The vampire corpse would rise from the grave and murder those closest to it; its family and friends. Vampires were not necessarily creating other vampires, just killing people. Those who became vampires were ones who had been improperly buried or who committed suicide. The nachtzeherer of German lore would gnaw on its own hands and limbs in a frenzy of hunger, and crawl out of the grave to feed on livestock and humans. The vampir of Bulgaria could walk about during the day, and the lampir of Bulgarian folklore would spread disease.
There are other creatures considered to be vampires who were not reanimated corpses.
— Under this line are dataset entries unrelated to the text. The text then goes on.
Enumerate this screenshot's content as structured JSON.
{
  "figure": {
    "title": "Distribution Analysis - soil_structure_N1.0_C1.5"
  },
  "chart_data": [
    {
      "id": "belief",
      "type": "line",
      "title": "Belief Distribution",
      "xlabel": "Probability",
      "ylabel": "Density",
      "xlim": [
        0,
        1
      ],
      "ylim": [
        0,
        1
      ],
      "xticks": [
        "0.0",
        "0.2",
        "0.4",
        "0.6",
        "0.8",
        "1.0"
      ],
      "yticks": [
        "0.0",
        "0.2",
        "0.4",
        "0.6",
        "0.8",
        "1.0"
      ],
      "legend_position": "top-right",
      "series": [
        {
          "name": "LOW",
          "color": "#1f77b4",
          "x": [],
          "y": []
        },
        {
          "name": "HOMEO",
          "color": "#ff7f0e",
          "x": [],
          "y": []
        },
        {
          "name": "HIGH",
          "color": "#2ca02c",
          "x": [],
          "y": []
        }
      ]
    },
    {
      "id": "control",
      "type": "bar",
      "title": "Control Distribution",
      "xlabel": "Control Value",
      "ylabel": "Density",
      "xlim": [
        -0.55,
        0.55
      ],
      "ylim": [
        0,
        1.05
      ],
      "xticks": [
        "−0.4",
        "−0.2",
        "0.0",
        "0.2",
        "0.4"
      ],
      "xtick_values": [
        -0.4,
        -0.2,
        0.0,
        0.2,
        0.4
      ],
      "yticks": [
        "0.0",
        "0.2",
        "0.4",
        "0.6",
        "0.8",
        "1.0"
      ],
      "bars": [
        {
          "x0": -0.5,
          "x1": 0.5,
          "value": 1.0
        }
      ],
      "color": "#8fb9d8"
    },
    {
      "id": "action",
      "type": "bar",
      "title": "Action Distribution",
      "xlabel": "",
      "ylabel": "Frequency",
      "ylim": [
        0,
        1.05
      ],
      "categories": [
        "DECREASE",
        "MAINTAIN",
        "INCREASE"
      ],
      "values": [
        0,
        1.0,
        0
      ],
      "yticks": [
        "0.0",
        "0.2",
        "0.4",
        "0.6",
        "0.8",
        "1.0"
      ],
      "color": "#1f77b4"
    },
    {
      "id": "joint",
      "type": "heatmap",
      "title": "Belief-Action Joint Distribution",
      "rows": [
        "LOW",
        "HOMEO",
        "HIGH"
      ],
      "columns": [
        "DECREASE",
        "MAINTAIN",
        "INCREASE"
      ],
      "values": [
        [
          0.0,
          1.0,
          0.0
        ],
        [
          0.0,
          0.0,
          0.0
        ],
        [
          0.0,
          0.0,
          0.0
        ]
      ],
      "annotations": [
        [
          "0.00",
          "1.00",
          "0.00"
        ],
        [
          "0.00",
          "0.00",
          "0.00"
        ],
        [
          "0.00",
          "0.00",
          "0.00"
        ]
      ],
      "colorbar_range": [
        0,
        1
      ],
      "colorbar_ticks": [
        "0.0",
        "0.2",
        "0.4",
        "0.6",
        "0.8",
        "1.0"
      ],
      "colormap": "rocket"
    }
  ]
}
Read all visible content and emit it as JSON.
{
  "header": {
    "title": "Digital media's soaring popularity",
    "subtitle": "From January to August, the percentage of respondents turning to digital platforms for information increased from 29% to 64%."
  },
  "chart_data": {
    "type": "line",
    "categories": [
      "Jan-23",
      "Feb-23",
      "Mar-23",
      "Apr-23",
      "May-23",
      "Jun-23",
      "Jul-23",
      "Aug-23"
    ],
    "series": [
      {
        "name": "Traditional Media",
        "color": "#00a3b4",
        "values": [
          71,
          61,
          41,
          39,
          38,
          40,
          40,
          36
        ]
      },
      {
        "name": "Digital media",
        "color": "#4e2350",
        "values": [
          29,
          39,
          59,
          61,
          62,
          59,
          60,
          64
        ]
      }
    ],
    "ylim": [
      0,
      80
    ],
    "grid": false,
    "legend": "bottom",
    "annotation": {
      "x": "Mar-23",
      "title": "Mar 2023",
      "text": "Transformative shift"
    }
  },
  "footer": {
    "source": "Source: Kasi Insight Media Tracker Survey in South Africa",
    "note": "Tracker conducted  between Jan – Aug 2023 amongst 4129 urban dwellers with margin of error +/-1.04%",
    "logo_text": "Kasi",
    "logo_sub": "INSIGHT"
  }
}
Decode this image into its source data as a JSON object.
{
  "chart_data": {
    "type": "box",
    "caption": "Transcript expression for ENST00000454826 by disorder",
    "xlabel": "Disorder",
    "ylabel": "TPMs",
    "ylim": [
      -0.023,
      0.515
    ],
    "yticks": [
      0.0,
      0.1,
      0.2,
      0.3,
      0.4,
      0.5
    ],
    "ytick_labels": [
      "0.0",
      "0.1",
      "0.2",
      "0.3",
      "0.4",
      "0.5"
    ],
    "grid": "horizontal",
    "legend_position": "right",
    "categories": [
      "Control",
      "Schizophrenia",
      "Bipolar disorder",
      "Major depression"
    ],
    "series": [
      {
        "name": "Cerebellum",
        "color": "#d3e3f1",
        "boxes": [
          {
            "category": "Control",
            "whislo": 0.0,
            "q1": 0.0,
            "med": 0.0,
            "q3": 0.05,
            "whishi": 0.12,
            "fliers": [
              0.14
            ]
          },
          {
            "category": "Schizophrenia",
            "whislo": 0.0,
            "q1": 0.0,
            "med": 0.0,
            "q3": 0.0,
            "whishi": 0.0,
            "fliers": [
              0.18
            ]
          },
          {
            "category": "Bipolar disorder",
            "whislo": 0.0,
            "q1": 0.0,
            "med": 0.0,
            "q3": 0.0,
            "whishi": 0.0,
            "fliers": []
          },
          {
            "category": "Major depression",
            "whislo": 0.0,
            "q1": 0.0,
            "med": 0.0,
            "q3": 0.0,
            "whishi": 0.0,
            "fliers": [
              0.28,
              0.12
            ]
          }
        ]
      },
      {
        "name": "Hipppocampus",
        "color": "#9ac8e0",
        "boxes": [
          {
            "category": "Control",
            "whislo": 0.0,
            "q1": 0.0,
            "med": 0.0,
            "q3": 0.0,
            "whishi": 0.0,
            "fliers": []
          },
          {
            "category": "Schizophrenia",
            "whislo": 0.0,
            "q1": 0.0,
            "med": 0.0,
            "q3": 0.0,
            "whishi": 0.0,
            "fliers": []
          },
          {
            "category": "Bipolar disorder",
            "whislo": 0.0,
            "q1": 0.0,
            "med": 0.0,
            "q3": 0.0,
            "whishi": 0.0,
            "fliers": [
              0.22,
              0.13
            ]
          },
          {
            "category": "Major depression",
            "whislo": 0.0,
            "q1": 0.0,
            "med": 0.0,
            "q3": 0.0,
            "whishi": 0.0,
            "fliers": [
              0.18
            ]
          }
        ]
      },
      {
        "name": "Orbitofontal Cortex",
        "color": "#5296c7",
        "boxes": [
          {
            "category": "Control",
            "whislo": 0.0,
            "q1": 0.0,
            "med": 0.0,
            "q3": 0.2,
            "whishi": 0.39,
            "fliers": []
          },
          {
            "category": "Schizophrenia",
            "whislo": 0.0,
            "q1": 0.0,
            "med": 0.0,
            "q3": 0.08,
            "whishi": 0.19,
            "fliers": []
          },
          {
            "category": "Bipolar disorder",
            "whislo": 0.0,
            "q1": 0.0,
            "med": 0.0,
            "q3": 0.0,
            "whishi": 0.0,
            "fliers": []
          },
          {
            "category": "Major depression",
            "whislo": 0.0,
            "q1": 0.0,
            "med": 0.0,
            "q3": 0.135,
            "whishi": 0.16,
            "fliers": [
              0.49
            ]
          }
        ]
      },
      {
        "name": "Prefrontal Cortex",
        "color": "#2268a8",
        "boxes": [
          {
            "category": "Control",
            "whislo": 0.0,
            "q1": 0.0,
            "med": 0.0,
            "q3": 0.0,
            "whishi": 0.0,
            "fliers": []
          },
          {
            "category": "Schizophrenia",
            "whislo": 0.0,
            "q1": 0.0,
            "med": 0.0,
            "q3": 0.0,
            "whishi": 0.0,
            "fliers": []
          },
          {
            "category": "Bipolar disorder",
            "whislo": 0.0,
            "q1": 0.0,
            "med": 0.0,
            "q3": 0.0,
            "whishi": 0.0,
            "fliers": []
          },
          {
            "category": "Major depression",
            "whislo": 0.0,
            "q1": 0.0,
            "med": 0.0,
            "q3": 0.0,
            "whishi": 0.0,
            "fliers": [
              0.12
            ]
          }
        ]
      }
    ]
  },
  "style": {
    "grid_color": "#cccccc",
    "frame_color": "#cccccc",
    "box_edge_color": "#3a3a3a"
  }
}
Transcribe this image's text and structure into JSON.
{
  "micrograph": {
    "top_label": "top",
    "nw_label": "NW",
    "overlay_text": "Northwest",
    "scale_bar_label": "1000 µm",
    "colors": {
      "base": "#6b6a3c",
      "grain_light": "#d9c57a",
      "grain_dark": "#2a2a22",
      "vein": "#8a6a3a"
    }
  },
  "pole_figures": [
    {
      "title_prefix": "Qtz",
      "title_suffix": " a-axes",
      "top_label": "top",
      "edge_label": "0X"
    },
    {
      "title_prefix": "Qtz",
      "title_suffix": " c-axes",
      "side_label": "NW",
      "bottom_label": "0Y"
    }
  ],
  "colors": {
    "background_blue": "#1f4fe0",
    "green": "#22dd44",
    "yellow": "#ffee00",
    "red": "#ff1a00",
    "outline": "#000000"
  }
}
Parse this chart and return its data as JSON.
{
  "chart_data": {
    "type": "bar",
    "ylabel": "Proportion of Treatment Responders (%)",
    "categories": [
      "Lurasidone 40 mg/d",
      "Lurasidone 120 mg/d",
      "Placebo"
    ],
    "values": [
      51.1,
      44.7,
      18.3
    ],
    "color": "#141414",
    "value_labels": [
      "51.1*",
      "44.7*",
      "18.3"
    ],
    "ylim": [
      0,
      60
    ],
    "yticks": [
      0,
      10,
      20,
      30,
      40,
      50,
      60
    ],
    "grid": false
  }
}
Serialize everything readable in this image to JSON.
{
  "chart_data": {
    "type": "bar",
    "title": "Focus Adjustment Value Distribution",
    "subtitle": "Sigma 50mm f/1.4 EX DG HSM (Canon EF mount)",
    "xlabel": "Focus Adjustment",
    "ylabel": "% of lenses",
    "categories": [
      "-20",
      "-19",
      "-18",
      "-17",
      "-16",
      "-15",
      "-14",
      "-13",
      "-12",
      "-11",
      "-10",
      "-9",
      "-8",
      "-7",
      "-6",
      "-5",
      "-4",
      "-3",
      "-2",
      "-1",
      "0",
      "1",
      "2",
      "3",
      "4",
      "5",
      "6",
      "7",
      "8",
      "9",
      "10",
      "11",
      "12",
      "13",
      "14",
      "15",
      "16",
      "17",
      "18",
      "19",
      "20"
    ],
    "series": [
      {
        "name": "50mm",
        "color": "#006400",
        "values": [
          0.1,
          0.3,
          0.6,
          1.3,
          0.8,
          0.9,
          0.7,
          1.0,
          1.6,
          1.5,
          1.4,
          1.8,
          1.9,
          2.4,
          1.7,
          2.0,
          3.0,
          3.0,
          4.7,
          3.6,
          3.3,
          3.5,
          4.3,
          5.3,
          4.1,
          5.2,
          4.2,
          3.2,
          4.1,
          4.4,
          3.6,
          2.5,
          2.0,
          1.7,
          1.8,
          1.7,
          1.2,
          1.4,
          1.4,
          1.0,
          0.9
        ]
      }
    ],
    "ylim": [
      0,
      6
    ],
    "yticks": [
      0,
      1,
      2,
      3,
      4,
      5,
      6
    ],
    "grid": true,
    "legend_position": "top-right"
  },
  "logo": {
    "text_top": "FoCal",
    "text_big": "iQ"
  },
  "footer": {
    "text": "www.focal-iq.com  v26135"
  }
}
A Slovakian lore of the upir tells of a creature with two hearts and two souls who could kill its victims with a glance, and who would suffocate victims. The shtriga of Albanian folklore were witches, living witches who fed on infants at night. A lot of folklore tells of ghoulish spirits with vampire traits of feeding on the living or drinking blood. The chupacabra of South America is a monstrous creature who tears apart its victims, and is often classed as a vampire.
Another common piece of lore is the concept of demons. Sometimes, as with the vetala of India, the demons would possess a corpse of a dead human and feed on others using that body. Sometimes, as with the Alp of Germanic myth, the demon would not need to possess a body in order to feed. These demons simply feed off of humans, kill, and discard them. People don’t become vampire creatures in those legends.
Would a vampire today be defined as a creature who bursts into flame in sunlight? What other criteria do we apply to the vampire? They must have once been human, still have human memories? Or do vampires not contain any piece of the human that once existed in that body? Is vampirism more like a virus that makes a human become more animalistic, stronger, and bloodthirsty?
There are all sorts of other types of creatures or demons, or even living people, defined as “vampires.” They may not feed on blood, but on energy, like psi-vampires. The incubus of lore would feed on a victim by having sex with him or her, or while doing so. Perhaps a vampire does encompass zombies, demons, and reanimated corpses, and perhaps it is a creature that may feed either on flesh, sex, blood, or psychic energy.
Holiday is a secretive squonk from deep in the darkness of the forests. She loves helping people, reading about obscure myths and folklore, and having adventures.